La bande-annonce de «Winter Break».

Vous avez aussi fait des études dans un lycée privé. Quels souvenirs en gardez-vous?

Oui, j’ai fréquenté un de ces établissements juste dix ans après l’époque dans laquelle se déroule le film. Ces gars y enseignaient toujours. Ils ne partaient jamais, même si beaucoup d’entre eux le souhaitaient. Je n’étais pas pensionnaire. J’allais juste y étudier la journée ce qui m’a donné une drôle de perspective. Je ne peux pas imaginer vivre dans un de ces endroits et devoir supporter ces gars tout le temps, ce serait terrible. Mais bon, j’y ai reçu une bonne éducation. Une meilleure éducation qu’à l’université, en fait. Certains de ces profs auraient dû enseigner à l’uni, ce qui les frustrait. Mon personnage est frustré. Il n’a pas de doctorat, aucun diplôme universitaire. Ces gars sont frustrés intellectuellement.

Vous venez d’une famille de profs. Est-ce que cela a aussi déteint sur votre personnage?

C’est vrai, mon père était prof d’uni. Ma mère enseignait dans un lycée. J’avais un grand-père prof d’uni lui aussi et d’autres grands-parents qui étaient tous enseignants au lycée. Je pense que tout ça était inconscient.
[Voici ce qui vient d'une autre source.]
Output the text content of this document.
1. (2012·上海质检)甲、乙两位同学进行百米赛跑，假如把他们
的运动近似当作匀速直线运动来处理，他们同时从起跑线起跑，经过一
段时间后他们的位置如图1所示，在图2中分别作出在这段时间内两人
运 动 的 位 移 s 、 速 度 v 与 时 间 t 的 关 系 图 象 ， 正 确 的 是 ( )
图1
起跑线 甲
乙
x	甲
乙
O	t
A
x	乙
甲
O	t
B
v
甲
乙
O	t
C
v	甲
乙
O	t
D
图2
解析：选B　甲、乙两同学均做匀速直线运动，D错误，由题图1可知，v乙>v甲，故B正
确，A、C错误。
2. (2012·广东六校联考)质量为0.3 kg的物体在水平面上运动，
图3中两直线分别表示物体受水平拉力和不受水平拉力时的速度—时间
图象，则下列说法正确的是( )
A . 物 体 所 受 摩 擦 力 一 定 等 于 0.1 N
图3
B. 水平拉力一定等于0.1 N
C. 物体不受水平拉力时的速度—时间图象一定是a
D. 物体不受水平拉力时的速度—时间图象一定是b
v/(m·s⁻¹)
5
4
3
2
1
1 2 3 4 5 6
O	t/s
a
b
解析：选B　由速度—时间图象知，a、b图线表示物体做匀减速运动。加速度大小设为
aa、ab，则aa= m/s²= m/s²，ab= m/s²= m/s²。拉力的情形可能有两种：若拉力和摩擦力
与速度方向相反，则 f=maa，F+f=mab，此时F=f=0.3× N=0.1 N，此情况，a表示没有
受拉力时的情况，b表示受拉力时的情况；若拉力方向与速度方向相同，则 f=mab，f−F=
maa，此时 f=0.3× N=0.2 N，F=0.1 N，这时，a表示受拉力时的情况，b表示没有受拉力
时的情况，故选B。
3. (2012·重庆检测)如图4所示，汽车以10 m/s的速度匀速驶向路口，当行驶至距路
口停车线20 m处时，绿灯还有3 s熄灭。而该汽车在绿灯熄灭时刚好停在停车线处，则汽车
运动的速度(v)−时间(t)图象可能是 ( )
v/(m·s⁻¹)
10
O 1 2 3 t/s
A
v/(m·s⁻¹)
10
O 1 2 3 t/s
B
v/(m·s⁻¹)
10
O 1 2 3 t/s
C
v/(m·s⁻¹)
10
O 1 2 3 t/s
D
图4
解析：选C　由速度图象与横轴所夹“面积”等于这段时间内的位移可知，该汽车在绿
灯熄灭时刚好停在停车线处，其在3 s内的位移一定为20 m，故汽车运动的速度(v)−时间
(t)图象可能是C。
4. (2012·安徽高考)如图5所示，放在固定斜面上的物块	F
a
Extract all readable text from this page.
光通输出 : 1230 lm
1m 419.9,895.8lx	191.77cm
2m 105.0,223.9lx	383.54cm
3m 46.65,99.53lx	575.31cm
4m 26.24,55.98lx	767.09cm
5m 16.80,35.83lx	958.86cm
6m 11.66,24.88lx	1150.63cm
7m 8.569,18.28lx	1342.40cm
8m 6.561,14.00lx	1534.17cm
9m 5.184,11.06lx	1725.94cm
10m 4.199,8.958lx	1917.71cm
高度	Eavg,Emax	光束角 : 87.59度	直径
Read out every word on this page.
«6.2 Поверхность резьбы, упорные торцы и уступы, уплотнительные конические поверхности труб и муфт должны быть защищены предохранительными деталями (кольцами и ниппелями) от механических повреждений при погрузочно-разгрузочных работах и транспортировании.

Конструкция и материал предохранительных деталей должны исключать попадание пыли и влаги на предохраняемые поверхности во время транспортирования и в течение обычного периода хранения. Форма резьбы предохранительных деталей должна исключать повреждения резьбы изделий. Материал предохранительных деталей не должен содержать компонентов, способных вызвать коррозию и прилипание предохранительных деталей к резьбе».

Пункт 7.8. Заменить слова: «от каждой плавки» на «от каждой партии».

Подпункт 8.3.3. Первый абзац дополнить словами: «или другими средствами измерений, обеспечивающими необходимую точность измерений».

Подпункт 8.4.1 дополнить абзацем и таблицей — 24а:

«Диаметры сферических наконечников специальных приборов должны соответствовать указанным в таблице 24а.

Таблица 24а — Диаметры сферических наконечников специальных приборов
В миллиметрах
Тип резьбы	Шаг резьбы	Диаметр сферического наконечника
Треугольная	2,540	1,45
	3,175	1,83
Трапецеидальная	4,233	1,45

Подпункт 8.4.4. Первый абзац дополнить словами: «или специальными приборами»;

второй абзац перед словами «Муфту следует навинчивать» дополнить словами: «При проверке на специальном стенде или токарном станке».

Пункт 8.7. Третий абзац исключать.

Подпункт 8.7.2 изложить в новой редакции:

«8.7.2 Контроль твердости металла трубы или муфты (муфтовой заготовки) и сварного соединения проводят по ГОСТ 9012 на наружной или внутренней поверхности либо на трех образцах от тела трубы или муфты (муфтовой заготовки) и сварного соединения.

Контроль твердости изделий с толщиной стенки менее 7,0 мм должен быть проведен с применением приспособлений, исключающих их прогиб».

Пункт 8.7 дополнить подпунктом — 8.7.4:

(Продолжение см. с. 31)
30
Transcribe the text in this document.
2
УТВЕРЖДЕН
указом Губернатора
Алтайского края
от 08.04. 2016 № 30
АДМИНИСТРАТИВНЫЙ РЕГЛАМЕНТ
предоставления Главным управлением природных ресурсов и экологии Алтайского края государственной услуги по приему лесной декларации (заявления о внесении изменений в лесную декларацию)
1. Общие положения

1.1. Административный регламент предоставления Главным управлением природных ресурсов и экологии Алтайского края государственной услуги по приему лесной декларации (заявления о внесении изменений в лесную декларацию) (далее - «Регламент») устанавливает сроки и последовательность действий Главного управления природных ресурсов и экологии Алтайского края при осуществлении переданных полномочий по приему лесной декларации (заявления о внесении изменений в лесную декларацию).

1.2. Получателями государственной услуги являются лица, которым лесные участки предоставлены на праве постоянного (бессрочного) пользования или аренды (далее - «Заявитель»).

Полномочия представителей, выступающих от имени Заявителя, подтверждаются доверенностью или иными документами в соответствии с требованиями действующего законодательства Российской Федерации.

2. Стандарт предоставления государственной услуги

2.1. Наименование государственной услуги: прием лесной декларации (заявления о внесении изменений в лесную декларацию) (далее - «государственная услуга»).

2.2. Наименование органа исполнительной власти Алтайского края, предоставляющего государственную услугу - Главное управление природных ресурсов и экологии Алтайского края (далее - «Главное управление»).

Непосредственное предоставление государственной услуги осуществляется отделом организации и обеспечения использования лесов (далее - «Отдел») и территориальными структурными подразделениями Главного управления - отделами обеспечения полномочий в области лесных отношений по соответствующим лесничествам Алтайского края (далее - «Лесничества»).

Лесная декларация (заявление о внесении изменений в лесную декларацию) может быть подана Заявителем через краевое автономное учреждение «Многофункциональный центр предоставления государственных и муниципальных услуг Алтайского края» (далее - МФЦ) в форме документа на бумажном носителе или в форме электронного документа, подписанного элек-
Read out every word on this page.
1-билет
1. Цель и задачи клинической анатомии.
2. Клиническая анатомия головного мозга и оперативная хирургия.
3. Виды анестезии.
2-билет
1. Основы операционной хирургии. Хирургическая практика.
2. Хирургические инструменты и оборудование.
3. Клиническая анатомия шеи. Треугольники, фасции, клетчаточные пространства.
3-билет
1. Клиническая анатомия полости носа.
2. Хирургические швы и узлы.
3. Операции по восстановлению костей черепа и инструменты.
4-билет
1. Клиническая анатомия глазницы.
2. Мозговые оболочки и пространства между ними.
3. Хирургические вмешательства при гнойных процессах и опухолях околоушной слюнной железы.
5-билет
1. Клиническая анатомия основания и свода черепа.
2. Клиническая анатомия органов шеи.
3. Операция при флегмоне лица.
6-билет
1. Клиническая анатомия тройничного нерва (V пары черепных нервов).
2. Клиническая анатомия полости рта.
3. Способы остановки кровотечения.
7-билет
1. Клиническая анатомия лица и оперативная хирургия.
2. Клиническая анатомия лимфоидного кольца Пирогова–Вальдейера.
Quand j’ai regardé le film et que mon personnage s’amuse de sa propre vivacité d’esprit alors que les gens autour de lui ne trouvent pas ça drôle, cela m’a rappelé un collègue de mon père. Je n’étais même pas conscient que je l’imitais. Mais je m’inspirais sans le savoir d’un souvenir de ce gars qui était si content de lui quand il faisait de l’esprit.

«Ce n’est que la deuxième fois que je bosse avec quelqu’un qui n’avait pas tourné de film auparavant et les deux expériences ont été géniales»

Paul Giamatti, comédien

Comment votre famille a-t-elle réagi quand vous lui avez annoncé que vous alliez être acteur après vos études à l’université de Yale?

Je pense que ça n’a surpris personne. Mon père est mort très jeune, donc je pense que c’est une des raisons pour lesquelles je me suis dit que je devais faire ce qui me passionnait. Il ne m’a jamais réellement vu jouer la comédie. Mais tous les autres n’avaient pas de problème avec mon choix de carrière. Ma mère était prof de lycée, mais elle avait une sensibilité artistique et nous emmenait voir des pièces de théâtre. Personne dans ma famille ne m’a découragé à faire ce métier.

Trouvez-vous du plaisir à jouer avec des acteurs novices? Dans ce film, vous donnez la réplique à Dominic Sessa, qui n’avait aucune expérience devant la caméra et est épatant.

Ce n’est que la deuxième fois que je bosse avec quelqu’un qui n’avait pas tourné de film auparavant et les deux expériences ont été géniales. J’ai vu la vidéo de l’audition de Dominic et ses scènes étaient bonnes. Mais ensuite, il a commencé à parler de son père et est devenu incroyable. Il a un visage formidable et on dirait qu’il sort des années 1970. Il y avait chez lui quelque chose d’envoûtant. Je me suis dit qu’on pourrait lui faire incorporer son vécu dans son jeu, ce qui a été facile. Il a un sens inné de la comédie et apprend très vite. C’était charmant de l’entendre défendre son personnage d’une façon que j’ai un peu oubliée. Je suis devenu un pro blasé!

Quel regard portez-vous sur l’Amérique des années 1970 par rapport à celle d’aujourd’hui?

Un regard nostalgique. Quand j’étais gosse, c’était chouette de vivre dans cette décennie. C’est intéressant, Henry Kissinger vient de mourir. Il était un symbole de cette époque. Si l’on y réfléchit, c’était une époque menaçante à sa propre façon. Elle avait certaines similarités avec la nôtre qui font qu’elle trouve une résonance aujourd’hui.